Take Unity’s Coroutines, which developers habitually spam, as an example. This syntax, which masquerades as asynchronous logic, is actually pseudo-asynchronous—it runs by dragging the Main Thread by the collar. If you cram game logic, rendering preparation, and network packet processing all into a single main thread, a bottleneck is inevitable.

On the Steam Deck’s multi-core APU, if the main thread is overworked at 100%, the remaining cores are left spinning idly, waiting for tasks. This inefficient utilization spike causes the Steam Deck’s cooling fans to roar like jet engines and melts the battery at an absurd rate. Frame drops are just a bonus.

4. Ultimately, the Battle is Decided by 'First Principles'

We live in an era where modern PCs boast dozens of gigabytes of RAM, and even VRAM is overflowing. There is no need to perform insane bit-masking and pointer acrobatics to cram a world into a 40KB ROM cartridge like the developers of Super Mario Bros. 1.

But just because resources are abundant doesn't mean we should tolerate structural waste. Doing less computation, using less battery, and pushing out higher frame rates on the exact same hardware—we easily call this "optimization," but from an architect's perspective, this is not mere tuning; it is a Fundamental.

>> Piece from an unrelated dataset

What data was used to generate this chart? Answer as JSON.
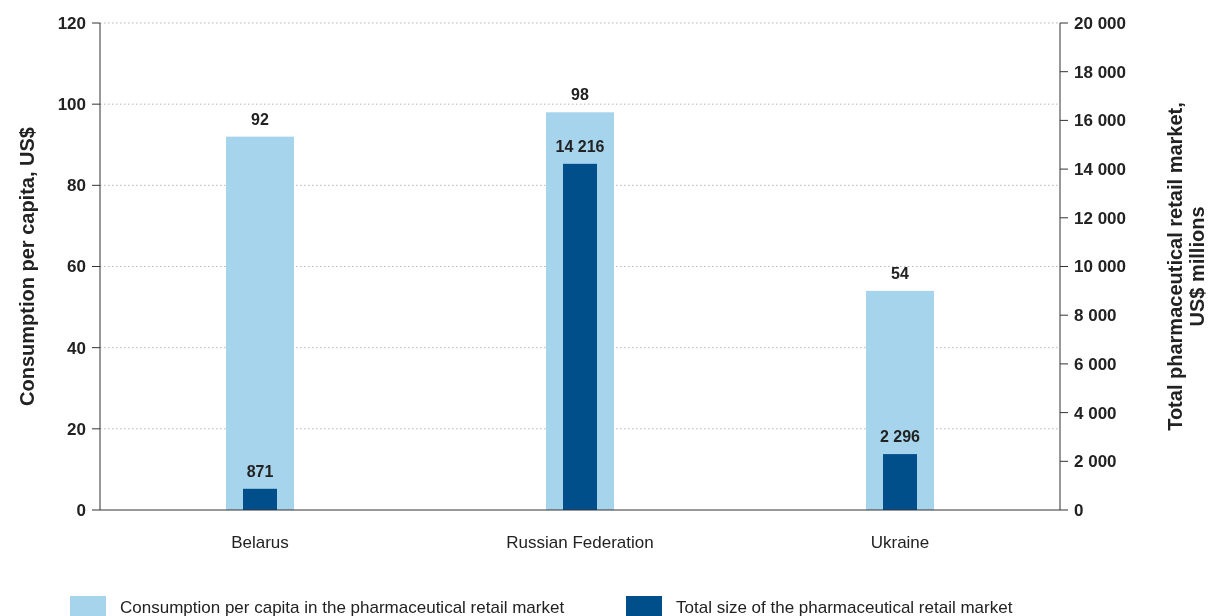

If Python or C# are flashy "skills" that solve problems quickly, then C, Rust, and a deep understanding of memory architecture are the "fundamentals" that will never collapse under any environment. Why do I deliberately step outside the comfortable object-oriented bounds of Unity and descend to the bare metal via FFI? To follow the First Principles of the "invisible giants" who truly ruled the system from behind the flashy presentations.